You are not dealing here with what the person is. On the contrary, you are exclusively concerned with what he does in a body. You are doing more than failing to help in freeing him from the body’s limitations. You are actively trying to hold him to it by confusing it with him, and judging them as one (W-pI.72.4:1-4).

If this is true of our brothers and sisters – whom we perceive as “out there” – is it not true of ourselves as well? Thus this lesson contemplates that our bodies – which for most of us are as surely real as anything can be – are mere hallucinations, cast by a confused self that has grown fearful of the Loving God that made it.

Herein is God attacked, for if His Son is only a body, so must He be as well. A creator wholly unlike his creation is inconceivable (W-pI.72.4:5-6).

And so this lesson then makes clear that our grievances are powerful – they are literally our attack on God’s plan to save us. Moreover, they function as attack by seeing and believing and accepting as real both our own body and those of our brothers and sisters. The mind is not a substrata of the brain – not a collection of ideas located in our skull – but literally outside of us, and outside of space and time, all of which exists only as a nightmare.

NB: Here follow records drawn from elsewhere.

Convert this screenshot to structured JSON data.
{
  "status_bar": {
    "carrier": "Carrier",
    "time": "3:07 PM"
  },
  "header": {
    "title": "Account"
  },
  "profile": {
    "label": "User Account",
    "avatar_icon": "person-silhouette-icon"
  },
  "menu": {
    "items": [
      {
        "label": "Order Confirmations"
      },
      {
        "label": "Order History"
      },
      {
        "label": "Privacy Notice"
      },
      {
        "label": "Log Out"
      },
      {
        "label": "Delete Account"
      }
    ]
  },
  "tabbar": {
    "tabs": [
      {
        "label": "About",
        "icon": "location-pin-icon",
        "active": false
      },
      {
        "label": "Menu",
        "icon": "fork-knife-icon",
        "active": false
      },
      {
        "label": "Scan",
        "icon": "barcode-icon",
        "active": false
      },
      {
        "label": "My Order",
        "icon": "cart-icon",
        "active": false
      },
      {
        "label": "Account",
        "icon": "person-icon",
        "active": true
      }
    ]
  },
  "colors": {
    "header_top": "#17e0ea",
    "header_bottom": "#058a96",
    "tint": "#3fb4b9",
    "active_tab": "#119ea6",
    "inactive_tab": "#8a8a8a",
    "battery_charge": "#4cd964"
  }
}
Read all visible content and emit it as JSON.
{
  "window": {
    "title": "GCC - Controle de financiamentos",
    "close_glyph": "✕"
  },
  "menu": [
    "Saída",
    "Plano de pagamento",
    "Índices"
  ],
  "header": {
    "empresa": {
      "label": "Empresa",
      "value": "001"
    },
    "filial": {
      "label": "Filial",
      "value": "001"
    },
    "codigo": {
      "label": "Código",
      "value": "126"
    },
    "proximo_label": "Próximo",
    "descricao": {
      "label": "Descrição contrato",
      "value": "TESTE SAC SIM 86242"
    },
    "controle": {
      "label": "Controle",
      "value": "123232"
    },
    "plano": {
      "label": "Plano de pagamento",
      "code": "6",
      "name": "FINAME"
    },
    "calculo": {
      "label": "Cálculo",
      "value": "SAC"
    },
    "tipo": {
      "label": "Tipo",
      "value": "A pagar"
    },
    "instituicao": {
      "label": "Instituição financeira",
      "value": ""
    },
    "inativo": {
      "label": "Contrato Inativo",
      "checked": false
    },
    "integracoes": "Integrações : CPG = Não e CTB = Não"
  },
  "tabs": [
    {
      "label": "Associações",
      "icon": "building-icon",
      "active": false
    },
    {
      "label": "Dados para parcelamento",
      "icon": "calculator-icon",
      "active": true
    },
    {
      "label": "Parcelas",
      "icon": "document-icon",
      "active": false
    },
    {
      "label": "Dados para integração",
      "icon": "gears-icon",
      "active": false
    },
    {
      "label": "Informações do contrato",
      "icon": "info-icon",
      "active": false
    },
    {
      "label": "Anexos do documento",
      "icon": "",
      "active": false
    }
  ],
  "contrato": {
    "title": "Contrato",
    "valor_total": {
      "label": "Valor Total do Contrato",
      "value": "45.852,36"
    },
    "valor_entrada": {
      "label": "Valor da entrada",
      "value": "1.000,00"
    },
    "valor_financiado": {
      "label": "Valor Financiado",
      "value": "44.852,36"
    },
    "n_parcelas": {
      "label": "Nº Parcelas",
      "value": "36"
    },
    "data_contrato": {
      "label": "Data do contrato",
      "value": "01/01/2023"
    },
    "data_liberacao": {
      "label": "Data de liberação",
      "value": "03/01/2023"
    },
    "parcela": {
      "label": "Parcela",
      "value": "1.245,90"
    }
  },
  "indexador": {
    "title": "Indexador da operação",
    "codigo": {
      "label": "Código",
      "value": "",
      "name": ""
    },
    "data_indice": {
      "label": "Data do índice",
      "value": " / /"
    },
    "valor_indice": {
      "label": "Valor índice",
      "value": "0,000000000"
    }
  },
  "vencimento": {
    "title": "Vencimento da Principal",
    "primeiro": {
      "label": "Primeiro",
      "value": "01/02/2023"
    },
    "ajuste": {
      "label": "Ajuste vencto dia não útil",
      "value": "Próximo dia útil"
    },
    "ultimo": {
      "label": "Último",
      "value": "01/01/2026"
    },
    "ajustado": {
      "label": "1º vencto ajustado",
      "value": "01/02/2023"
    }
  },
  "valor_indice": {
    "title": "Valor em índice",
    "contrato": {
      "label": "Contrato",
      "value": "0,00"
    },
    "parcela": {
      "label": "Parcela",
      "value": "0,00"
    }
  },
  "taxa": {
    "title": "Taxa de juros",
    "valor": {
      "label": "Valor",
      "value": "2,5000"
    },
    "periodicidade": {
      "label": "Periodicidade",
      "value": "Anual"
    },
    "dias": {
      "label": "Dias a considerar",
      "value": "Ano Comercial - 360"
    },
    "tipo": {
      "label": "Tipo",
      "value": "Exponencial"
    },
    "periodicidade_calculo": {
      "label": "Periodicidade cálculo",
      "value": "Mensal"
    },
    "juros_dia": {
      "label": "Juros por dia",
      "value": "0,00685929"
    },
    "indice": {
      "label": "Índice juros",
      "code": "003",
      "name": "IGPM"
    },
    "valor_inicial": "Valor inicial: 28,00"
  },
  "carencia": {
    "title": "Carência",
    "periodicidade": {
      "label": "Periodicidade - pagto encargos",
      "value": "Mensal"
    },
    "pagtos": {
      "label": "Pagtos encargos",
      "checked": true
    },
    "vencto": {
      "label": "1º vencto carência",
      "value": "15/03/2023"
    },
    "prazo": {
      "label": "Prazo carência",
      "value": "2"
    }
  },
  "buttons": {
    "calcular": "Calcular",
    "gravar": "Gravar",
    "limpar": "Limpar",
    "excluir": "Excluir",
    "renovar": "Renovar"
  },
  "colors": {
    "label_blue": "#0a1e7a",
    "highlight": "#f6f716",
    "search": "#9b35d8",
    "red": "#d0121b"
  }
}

The scale of the envisioned change is so massive that we are given only a glimpse of it here. But the undoing that is at work, and with which we are now active collaborators, is great. We have begun – whether we recognize it yet or not – to undo the physical world. We are moving away from the experience of the body for that of the soul, or spirit. The Kingdom of Heaven is not a place and it is not a condition one arrives at in the future. It is a present healing, a present awareness in which all error – including the dense and complex of the physical world perceived by the senses – is undone entirely.

It is quite a journey! And when we see it – and accept it – we begin to understand what Jesus truly means when he calls us children of God.